Miller then made an effort to put words into Jim Acosta’s mouth so he could attack them by claiming that Acosta advocated for completely unregulated immigration. It is the opposite extreme of the spectrum from Miller’s own position, allowing him to ridicule without actually addressing any questions or points. Substantive argument had no place in this briefing. Miller proclaimed that those hurt the most by unchecked immigration  are “immigrant workers, and minority workers, and African-American workers, and Hispanic workers.” He made a point to single out black families as suffering from an influx of immigrants into the country. Apparently the overwhelming concern for minority families and communities is that there are too many minorities. But how will the RAISE act help “unemployed African-Americans in this country, and unemployed workers of all backgrounds” get jobs? This is not explained at any length. Does the administration mean the proposed stricter immigration requirements will leave the less desirable jobs available for struggling American minorities? None of this press briefing was on point, there was no coherent message. At best, Miller spent his time fighting with journalists and throwing whatever slimey justification he could at the wall and hoping something stuck.

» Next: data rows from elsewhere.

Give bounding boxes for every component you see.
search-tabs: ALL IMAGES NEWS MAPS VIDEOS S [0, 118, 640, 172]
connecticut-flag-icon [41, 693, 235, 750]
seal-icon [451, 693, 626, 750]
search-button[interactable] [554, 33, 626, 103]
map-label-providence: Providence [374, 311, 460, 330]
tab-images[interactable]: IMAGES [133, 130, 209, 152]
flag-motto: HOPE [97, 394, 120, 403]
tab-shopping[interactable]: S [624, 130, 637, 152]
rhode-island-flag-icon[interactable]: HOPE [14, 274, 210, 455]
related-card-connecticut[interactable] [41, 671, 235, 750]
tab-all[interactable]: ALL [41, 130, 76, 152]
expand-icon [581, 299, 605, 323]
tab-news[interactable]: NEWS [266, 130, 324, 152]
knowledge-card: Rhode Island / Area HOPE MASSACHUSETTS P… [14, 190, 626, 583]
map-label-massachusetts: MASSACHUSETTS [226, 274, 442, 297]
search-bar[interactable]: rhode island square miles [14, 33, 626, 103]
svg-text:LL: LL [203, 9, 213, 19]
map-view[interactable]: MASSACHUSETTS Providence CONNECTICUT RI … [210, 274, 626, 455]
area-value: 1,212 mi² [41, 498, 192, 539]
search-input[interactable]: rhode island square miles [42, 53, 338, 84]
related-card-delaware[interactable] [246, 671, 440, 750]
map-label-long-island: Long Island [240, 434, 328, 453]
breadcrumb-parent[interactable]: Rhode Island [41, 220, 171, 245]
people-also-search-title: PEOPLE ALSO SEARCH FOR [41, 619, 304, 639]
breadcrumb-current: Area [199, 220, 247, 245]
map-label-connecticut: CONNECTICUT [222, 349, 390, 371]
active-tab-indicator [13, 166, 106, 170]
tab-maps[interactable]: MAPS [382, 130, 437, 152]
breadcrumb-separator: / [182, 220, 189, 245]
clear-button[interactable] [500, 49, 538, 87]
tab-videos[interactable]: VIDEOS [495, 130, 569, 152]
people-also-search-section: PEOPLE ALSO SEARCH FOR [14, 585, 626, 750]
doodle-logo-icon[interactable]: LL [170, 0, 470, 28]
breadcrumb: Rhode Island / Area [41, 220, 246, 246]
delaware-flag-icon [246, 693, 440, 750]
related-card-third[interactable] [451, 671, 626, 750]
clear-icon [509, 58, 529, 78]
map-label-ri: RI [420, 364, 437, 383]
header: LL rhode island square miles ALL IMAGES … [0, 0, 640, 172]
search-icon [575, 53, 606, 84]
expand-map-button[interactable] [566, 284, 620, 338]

Finally, Miller pivoted to assure us that these new regulations would be good for immigrants. Of course, the insistence that this requirement ensures immigrants are able to support themselves financially misses a brutal fact: wages have lagged so far behind cost of living increases that– oh, wait, it makes sure employers can pay a living wage? Great, Mr. Miller: what’s that wage look like? Are you saying the administration supports an increase of the minimum wage? Because that is what is needed for a living wage. That is what ‘supporting themselves financially’ looks like. The statement was not explained further in the slightest during the exchange. Curiously enough, these assurances are at odds with Miller attacking a reporter just minutes earlier for being “cosmopolitan,” a word which simply means free from nationalist prejudice. This administration cannot credibly claim to be acting out of compassion for minority workers while also making an insult of being fair-minded and open to all cultures

America is supposed to be better than this. An immigrant is not a pro/con list. They are not assets to be evaluated and exploited. America is supposed to be compassionate and passionate in its acceptance of all. ‘We’re protecting Americans by keeping these less valuable people out’ is not in line with that. Nor is ‘You must be a highly educated, immediately productive member of society before we will put any effort into you.’ We are the nation that produced some of the greatest thinkers, scholars, artists, athletes, generals, inventors, and pioneers of the last century. And we did so on waves of immigration. Now the administration wants to build us a dam.